What Are Your Niche Ideas? Let’s Do Some Case Studies
My last post here was about niches. That’s an important topic to cover before I can give you meaningful content about marketing. As I’ve said before, marketing without a niche is just you blathering about yourself into the void.
I’ve talked about niches a lot, in the past. And I also receive a TON of reader questions about them, often in the abstract sense:
- How do I pick a niche? (You don’t — you discover one and opt to fill it).
- What kind of niche can I fill with this skill set?
- How do I move away from being a generalist?
Those are totally valid questions. But they’re hard for me to answer in a satisfying way, because they’re so individually specific.
This is a Topic Best Tackled Via Case Study
So let’s remedy that by making the questions specific.
I recently published a new video to my YouTube channel. You can see that here:
Unlike my normal reader question round-ups, I dedicated the whole video to answering a single question. And this one more or less boiled down to a question of finding a niche, but with some specifics.
This particular reader already had a side hustle generating recurring monthly revenue, so I talked at length about how valuable that is. My suggestion for that particular case was to really dig into why this client paid and use that as the basis for trying to replicate and scale that side hustle into just a hustle.
The question setup lacked specifics around the actual arrangement, so it was still a little general. But I think this is the conceptual basis for something that could help us finally boil the niche ocean.
Let’s Dig into Your Niche Ideas
It has now been 6 and a half years since I was someone’s employee. I spent about half that time as a solo consultant, and the second half establishing and growing Hit Subscribe, where I’m currently the CEO of a rapidly growing (and actively hiring) business.
This field experience has probably given me the applied equivalent of an MBA. But more importantly, it has exposed me to a shipping barge’s worth of niches and niche ideas. And it has equipped me to do a decent job of evaluating them.
This is where you come in, if you’d like. Send me an idea you have for a niche, and I’ll take a look at it, offer my thoughts, and give tips for how to make it work.
You can email me at erik at daedtech or submit through the ask page.
If you’re worried about giving away your big idea, that’s your prerogative, but I wouldn’t sweat that. Ideas are cheap, and the thing standing between a current employee and a successful business is never the idea.

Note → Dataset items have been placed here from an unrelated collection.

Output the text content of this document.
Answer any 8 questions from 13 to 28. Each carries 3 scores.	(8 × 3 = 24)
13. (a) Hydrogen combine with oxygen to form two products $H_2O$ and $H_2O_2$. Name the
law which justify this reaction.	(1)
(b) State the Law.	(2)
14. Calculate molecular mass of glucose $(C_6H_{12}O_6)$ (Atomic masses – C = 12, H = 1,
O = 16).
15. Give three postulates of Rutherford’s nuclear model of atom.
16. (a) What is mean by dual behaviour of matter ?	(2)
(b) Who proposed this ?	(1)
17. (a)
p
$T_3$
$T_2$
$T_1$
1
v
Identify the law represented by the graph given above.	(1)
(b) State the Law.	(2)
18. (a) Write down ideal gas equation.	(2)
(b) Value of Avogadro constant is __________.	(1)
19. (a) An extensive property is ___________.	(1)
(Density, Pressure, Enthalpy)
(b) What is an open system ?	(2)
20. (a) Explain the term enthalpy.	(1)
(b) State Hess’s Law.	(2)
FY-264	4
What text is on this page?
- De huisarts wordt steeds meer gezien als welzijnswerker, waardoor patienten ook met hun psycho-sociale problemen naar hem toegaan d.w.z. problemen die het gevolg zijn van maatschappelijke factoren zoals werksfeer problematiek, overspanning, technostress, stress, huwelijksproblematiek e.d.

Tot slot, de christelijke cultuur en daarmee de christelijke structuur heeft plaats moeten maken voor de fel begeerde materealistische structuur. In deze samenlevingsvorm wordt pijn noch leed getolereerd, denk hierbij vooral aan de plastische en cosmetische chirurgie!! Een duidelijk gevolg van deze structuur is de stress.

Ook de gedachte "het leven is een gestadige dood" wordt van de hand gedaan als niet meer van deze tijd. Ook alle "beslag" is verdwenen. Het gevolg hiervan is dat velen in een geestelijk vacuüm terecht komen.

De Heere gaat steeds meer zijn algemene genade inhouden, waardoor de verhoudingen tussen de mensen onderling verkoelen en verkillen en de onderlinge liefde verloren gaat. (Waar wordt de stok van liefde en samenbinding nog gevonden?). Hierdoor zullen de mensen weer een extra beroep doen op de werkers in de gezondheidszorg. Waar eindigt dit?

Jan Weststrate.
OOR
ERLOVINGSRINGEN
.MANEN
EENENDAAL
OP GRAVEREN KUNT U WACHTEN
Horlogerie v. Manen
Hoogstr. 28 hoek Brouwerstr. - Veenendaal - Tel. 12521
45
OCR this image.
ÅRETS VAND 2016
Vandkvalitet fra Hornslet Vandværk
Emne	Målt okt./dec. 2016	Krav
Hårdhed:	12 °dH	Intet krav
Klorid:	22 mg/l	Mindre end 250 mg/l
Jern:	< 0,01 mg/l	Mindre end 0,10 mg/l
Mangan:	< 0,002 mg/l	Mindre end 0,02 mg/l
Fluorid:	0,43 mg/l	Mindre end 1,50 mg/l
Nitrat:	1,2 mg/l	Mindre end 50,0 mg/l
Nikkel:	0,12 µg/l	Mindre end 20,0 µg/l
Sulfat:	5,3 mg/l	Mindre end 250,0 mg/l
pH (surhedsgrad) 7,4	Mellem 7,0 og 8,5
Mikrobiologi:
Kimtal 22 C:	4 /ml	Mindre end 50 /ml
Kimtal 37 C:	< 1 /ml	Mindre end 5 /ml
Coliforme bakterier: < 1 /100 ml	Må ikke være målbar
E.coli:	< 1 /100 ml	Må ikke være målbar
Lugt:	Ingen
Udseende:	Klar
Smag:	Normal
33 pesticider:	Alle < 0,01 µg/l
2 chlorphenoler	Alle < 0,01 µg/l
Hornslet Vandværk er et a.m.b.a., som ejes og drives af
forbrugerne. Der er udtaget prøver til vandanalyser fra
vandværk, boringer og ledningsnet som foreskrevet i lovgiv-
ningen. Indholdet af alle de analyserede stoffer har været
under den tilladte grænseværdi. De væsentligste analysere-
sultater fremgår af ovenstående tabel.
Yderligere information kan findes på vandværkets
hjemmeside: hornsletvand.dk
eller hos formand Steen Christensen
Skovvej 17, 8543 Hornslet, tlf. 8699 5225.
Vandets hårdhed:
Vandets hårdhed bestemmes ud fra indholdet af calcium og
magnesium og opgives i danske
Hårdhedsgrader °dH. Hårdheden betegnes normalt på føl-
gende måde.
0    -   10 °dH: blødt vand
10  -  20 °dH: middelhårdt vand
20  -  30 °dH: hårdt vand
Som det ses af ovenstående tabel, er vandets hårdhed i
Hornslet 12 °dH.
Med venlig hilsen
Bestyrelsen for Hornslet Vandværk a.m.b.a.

But, on the positive side, I’m happy to help. And I think this could be the path to having good fodder for how to find and validate niches, and how to do some marketing as well.
So fire away with your questions about niches, if you’re so inclined.
Hey Erik, I read Developer Hegemony, passed it on to a junior I work with and have been giving some serious thought to niching down over the past few weeks/months. I have a couple of niches that seem promising and would love your thoughts. Happy to share on here…ideas are cheap, as you say. End-to-end test consultancy. I’m a freelance front-end dev based in the UK. I’ve had 3 large clients since 2016 and while each project was a replatforming app dev job I’m struggling to identify any common themes other than a lack of E2E testing. Everyone agreed it… Read more »
I’m glad to hear that this thread of content is resonating — thanks for letting me know. And I’ve added the ideas (both the ones that interest you and the nays) to the backlog. Some interesting stuff to mull over, BTW. “I make recruiters suck less” would be a pretty memorable tagline for someone, if not necessarily you 🙂
Haha, thanks Erik. Look forward to getting your thoughts on the above.
I’d be happy to pay you for a bit of time one-on-one to help me figure this out if that’s an option?
I appreciate the sentiment and trust in my thoughts, but I’ve always stayed away from the B2C coaching/consulting space. I should probably do a video on why that is, since it’s a bit multi-faceted, but the gist of it is that I’ve never been inclined to run a meter on anyone and I only write proposals for fairly large ticket engagements where I’m confident I can help (meaning B2B, largely). These days it’s a relatively practical matter — I’ve completely stopped consulting and just focus entirely on being the CEO of Hit Subscribe. Everything else I’m doing is pure hobby.
Honing in on your niche is super important to your success. When I first started out as a consultant, I was focused on trying to serve everyone. That makes marketing impossible… you need to know exactly who you are serving and what you are offering if you want to be able to effectively market your services.
Thanks for the reminder and for this great post!
Very well stated. And thanks for the feedback/kind words!